Can Big City Superintendents Fix the Schools?
When Adrian Fenty was elected as the mayor of Washington DC, he worked relentlessly to gain control of the DC school board. After all, the DC public schools cost so much more than your average public school and they were among the nation’s worst performers. In 2007 he appointed Michelle Rhee as the Public School Chancellor, who immediately took some of the toughest actions one could imagine to turn around the schools, including mass principal and teacher firings, numerous school closures, strict accountability measures, and strong outreach to recruit new energetic teachers and lots more foundation funding for her school (and really district) “turnaround” efforts.
Above are just some of the magazine cover and lead article pictures of Michelle Rhee. These images speak volumes about attitudes on education reform, and perhaps some of the motivations of education reformers. Not all of it is pretty. They speak to the excitement about the possibilities for change—that’s good. They say something about the urgency for reform—that is, too. But they also point to the view that kids are waiting for a “Superman” (as Geoffrey Canada has put). Some people are motivated by the need to be a warrior or savior of kids, and specially of kids who are disadvantaged. That can be good, but it can also be really self-righteous, easily pigeon-holed and needlessly divisive. It can also lead to a fawning view among fellow-travelers (see this Charlie Rose interview from 2008 and note Rose’s questions and attitude).
Like every other education reform analyst and advocate across the country, I’ve been fascinated to watch Michelle Rhee’s work in DC. (Full disclosure: the organization I run, Pioneer Institute, hosted Rhee at our June 2008 Better Government Competition Awards Dinner. BTW, she is an outstanding speaker.) Her energy and focus are off the charts, but I have to admit that I always thought that if she could not do it, then the hope that a “Super” Superintendent could fix problematic districts was wrong-headed.
Anybody who cares about education and the DC school experiment has been watching the recently decided DC Mayoral race with equal fascination. The election was a proxy for: What do the parents of kids in the schools think? What political clout do the unions still have? Certainly, Mayor Adrian Fenty, throughout this campaign, has been criticized for being aloof, for not seeking real connections with the citizenry, but I have to admit that I find those arguments a little trifling at the edges.
Rick Hess of the American Enterprise Institute summarized the situation nicely:
D.C. city-council chairman Vincent Gray beat incumbent mayor Adrian Fenty 56 percent to 42 percent in Tuesday’s Democratic primary. Fenty, who swept to a massive citywide victory in 2006, fared well with white voters but cratered in the black community. He lost the city’s black Democrats, even though the Washington Post reported in August that 67 percent of registered Dems thought the mayor had “brought needed change” to the city.
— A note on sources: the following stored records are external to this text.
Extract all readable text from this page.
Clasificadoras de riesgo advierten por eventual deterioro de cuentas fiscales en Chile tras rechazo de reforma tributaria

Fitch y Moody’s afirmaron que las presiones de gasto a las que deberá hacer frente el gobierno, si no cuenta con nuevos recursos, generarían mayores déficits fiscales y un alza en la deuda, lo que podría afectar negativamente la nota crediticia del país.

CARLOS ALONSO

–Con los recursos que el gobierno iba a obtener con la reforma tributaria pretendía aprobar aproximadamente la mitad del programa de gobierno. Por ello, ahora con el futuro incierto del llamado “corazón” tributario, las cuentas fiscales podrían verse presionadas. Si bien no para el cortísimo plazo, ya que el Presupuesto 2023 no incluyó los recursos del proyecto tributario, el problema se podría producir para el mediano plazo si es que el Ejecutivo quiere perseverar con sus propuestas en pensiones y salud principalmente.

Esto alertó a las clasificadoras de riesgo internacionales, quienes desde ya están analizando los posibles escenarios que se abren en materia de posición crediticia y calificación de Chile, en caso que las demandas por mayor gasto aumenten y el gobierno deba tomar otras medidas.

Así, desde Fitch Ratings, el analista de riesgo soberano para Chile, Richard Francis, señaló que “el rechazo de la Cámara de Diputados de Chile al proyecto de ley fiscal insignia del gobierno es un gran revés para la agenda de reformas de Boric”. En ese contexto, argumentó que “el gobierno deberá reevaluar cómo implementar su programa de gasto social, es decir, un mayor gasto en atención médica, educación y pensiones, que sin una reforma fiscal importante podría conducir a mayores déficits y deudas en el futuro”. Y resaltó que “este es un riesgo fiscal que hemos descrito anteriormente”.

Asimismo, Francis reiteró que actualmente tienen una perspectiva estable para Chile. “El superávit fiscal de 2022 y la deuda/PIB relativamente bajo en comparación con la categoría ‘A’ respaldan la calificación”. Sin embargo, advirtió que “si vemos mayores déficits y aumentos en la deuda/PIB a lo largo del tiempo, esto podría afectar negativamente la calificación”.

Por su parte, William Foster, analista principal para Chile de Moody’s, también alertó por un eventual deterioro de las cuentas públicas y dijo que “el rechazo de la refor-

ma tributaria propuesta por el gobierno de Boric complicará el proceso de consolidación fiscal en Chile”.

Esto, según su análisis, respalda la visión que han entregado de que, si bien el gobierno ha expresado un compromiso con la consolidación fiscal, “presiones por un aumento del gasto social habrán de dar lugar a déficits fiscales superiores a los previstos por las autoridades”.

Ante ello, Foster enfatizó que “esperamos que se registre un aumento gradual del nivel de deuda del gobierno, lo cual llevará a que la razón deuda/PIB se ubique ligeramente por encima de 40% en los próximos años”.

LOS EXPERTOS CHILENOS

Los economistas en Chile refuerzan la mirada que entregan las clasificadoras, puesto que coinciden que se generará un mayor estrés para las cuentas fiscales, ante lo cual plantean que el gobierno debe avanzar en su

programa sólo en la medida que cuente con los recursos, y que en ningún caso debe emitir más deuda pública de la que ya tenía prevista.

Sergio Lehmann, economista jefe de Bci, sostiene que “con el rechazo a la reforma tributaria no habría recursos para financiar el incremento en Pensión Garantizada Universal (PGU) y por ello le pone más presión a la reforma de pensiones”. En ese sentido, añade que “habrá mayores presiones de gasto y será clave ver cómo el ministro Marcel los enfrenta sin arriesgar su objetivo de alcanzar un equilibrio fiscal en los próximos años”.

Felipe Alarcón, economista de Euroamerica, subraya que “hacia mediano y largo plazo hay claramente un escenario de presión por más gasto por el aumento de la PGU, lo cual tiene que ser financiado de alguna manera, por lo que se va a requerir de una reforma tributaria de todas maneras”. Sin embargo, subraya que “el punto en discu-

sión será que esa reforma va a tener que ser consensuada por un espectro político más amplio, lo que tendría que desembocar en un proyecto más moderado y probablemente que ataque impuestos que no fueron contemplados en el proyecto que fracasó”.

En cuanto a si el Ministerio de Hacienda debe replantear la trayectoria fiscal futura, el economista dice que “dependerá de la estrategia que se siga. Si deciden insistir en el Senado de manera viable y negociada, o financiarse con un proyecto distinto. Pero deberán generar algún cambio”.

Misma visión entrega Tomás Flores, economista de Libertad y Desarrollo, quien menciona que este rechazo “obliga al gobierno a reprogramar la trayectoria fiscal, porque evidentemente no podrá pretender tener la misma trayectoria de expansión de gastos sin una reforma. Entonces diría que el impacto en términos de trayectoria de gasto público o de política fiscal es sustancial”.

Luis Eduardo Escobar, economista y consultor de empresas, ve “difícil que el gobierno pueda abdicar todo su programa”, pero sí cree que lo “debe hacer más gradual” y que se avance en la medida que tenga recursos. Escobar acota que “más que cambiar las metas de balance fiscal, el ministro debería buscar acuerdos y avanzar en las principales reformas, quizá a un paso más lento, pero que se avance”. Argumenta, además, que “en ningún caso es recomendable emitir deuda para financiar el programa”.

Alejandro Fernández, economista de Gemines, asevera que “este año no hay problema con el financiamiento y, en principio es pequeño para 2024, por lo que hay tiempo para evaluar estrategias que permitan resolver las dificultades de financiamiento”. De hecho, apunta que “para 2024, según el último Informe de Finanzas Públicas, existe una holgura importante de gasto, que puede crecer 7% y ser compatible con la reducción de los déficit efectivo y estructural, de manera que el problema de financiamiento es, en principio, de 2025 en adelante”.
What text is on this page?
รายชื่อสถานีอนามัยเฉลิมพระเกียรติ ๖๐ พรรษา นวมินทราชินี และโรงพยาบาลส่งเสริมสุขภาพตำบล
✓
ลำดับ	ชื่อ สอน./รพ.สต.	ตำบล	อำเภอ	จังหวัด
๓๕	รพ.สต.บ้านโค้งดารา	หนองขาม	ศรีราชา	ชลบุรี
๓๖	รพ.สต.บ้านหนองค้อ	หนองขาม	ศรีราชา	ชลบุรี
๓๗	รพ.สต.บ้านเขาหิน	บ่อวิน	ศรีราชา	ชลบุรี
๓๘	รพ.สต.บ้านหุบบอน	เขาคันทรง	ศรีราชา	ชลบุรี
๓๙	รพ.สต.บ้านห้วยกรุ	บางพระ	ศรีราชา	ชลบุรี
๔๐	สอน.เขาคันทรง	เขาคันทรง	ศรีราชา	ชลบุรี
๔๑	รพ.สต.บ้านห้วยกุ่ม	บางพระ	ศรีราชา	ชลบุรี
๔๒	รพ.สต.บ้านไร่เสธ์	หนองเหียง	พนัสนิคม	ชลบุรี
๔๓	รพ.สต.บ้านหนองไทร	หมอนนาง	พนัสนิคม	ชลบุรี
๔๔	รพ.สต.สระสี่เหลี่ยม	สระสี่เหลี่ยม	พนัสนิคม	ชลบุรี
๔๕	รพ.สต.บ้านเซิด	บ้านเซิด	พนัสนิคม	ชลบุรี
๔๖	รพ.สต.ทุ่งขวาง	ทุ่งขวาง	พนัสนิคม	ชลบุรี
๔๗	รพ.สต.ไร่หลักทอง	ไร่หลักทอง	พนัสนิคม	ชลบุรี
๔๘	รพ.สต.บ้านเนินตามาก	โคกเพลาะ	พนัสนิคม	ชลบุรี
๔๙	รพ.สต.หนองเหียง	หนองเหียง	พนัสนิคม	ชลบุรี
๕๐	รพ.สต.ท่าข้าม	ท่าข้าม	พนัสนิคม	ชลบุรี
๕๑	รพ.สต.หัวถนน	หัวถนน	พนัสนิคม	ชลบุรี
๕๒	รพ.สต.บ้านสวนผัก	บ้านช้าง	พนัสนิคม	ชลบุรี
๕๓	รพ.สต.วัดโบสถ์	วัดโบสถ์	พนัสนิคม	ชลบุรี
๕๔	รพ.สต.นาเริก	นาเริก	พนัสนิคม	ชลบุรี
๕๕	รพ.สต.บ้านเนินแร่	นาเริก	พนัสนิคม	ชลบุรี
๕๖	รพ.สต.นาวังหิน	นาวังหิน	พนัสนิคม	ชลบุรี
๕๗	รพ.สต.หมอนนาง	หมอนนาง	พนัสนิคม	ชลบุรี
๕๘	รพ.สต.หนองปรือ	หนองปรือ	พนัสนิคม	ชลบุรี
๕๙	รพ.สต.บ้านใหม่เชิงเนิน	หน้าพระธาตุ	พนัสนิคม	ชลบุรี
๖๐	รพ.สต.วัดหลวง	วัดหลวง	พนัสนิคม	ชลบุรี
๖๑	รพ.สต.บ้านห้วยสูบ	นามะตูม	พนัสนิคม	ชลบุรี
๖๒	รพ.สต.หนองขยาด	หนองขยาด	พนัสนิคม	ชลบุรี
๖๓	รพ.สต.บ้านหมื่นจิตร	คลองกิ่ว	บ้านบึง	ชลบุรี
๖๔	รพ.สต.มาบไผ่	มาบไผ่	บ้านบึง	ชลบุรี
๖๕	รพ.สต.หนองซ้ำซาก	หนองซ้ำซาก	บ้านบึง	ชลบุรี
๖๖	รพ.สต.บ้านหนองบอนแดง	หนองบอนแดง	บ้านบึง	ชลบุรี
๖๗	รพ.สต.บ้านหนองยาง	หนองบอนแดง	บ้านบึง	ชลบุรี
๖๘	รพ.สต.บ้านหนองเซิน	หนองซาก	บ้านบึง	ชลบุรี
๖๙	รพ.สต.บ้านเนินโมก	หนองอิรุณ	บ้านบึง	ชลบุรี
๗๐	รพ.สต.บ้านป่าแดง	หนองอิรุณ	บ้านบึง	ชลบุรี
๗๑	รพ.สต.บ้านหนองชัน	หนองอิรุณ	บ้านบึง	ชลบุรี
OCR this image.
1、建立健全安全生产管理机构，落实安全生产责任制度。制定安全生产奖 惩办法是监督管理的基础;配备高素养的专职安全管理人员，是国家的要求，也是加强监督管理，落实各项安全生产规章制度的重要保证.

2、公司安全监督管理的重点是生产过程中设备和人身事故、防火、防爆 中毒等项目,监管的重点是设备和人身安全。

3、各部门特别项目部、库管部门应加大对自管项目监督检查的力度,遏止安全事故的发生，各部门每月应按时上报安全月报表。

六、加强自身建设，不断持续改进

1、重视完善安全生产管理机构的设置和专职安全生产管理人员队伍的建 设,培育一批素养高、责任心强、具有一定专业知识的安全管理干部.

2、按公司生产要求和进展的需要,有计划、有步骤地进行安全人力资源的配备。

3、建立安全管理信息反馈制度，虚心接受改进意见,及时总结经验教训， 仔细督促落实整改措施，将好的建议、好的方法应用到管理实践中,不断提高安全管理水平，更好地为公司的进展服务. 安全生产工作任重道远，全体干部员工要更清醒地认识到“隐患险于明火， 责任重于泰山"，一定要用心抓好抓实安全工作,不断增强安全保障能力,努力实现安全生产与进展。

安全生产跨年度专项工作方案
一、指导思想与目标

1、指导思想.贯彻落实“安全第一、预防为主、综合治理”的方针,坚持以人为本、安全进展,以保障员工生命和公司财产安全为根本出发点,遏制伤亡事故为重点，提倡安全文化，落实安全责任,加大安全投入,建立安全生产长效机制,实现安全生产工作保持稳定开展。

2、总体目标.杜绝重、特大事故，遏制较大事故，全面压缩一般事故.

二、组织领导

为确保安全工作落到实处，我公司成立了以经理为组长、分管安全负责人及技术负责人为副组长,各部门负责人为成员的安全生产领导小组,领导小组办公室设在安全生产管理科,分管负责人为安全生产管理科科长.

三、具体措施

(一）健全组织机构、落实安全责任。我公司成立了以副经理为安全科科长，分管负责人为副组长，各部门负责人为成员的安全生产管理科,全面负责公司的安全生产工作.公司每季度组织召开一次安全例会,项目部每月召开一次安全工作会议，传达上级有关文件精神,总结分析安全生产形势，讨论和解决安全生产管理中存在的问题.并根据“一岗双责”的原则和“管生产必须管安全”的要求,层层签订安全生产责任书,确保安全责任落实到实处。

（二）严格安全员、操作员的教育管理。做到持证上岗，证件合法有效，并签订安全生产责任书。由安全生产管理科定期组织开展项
Will Rhee remain? Who knows, but I am willing to bet that anyone writing on the DC elections and its impact feels like s/he is writing something of an obituary for Michelle Rhee as the DC Public School Chancellor. If she remains, she will be hampered and likely most of the reforms will either be undone, or the gains made will revert to the mean.
Lots of money from the public sector and private foundations has been poured into this experiment. I hope that people will draw the right lessons, with the principal one being what Jay Greene wrote last week:
Yesterday’s defeat of Adrian Fenty in DC and the likely ouster of heroic school reform superintendent, Michelle Rhee, should remind all of us of the very real limits of the heroic reformer theory of school reform. That theory holds that we just need to place the right people in positions of power in the school system and then support their heroic efforts with supplemental funding and political support.
The main problem with maintaining centralized government control over schooling and just changing who controls that centralized system is that the forces of the status quo have enormous incentives and even stronger ability to recapture control even if they temporarily lose it.
For my money, whatever happens to her in the wake of Mayor Gray’s election, I prefer images of Michelle Rhee that reflect the strong-willed but incredibly optimistic person she is, not the Joan of Arc or Broom-’em-out images we’ve seen the past few years.